I have found that putting them back in the cage when they bite and letting the others run around is the best method of teaching them, scruff them if they really bite but make sure to support the bum

hope you can get this sorted


----------



## jonc22 (May 1, 2012)

The problem am having with scruffing them is there trying desperately to turn around and latch on to my finger


----------



## SnazzyJazzy (Feb 4, 2012)

i dont know if this will help  




i have trouble scruffing woody as he is huge so i hold him around his middle just under the armpits


----------



## jonc22 (May 1, 2012)

Done all that I went threw a time where one of my other ferrets kept trying to bite me while playing and that was easy sorted by don't this but these don't seem to want to play but just bite am wondering if their just trying to be the boss or they can tell am a bit scared to go near them. Think its time to get a pair of gloves and start having a bit of time with them but one at a time


----------



## SnazzyJazzy (Feb 4, 2012)

Good luck


----------



## jonc22 (May 1, 2012)

SnazzyJazzy said:


> Good luck


Thanks think my finger's will need it. Think am just weary as last year I got bit by someone's ferret that nearly had my thumb off. It bit right in to my thumb and wouldn't let go it was like someone had just whacked my thumb with a big lump hammer


----------



## wraig ffured (Mar 29, 2012)

With almost ALL rescue animals, you don't know the background of these two ferrets - the poor little mites could have gone through hell and back and could be biting out of fear.
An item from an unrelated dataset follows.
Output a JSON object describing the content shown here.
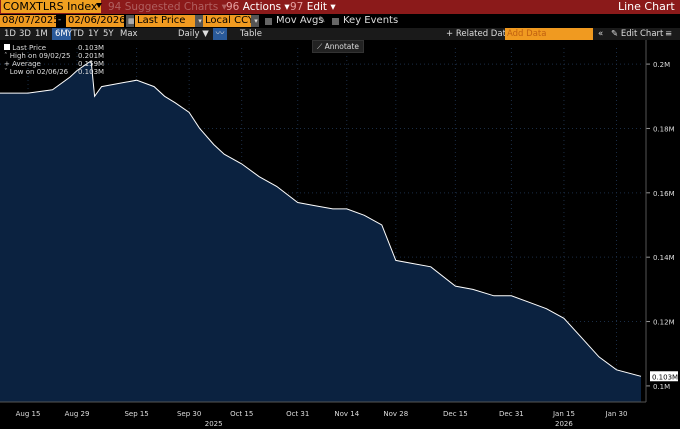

By using the scruffing method you could actually do more damage; you want them to associate hands & being held with nice things.

When I got my last ferret, he was a rescue & about 3 months old. He'd had a particularly nasty start to life and was exactly the same as your two - biting for blood, but it was just because he was scared. What I did was gave him treats by hand and whilst he was busy eating them I'd give him a stroke to let him know "hey, this is ok y'know"  With your two I'd say defo try that, and talk to them as well to reassure them (I couldn't with Bobbin as he's deaf...well I could but I woulda looked an idiot!)

I really would discourage you using the gloves as that can make them a tad hand shy, I know a lot of people who keep workers solely for that purpose use gloves but that's because they don't have a need to nip train. It can also encourage them to bite as when they go for the gloves, you don't feel it ergo they think it's ok

I know exactly what you're going through though, out of my five he was the only one who's background had been shady so it was all new to me, but after the TLC approach he's really coming round - had him since October last year and the change is amazing. Good luck! :thumbsup:


----------



## jonc22 (May 1, 2012)

I need to start something before its to late and to be honest I don't really want to take them back as I would feel I was being cruel and giving up on them. How long did it take for him to change


----------



## Crackers68 (May 6, 2012)

Try putting on a pair of welding type gloves to protect your hands, then handle them as you would normally, if they go to bite you grab them by the scruff of the neck and pull them along the floor and hiss, i know this sounds really silly but with all my ferrets i did this and now i can trust them at all times.


----------



## jonc22 (May 1, 2012)

Am trying to find a good pair of gloves at the moment something that if they do bite it wont hurt as much and something i can still move my fingers in


----------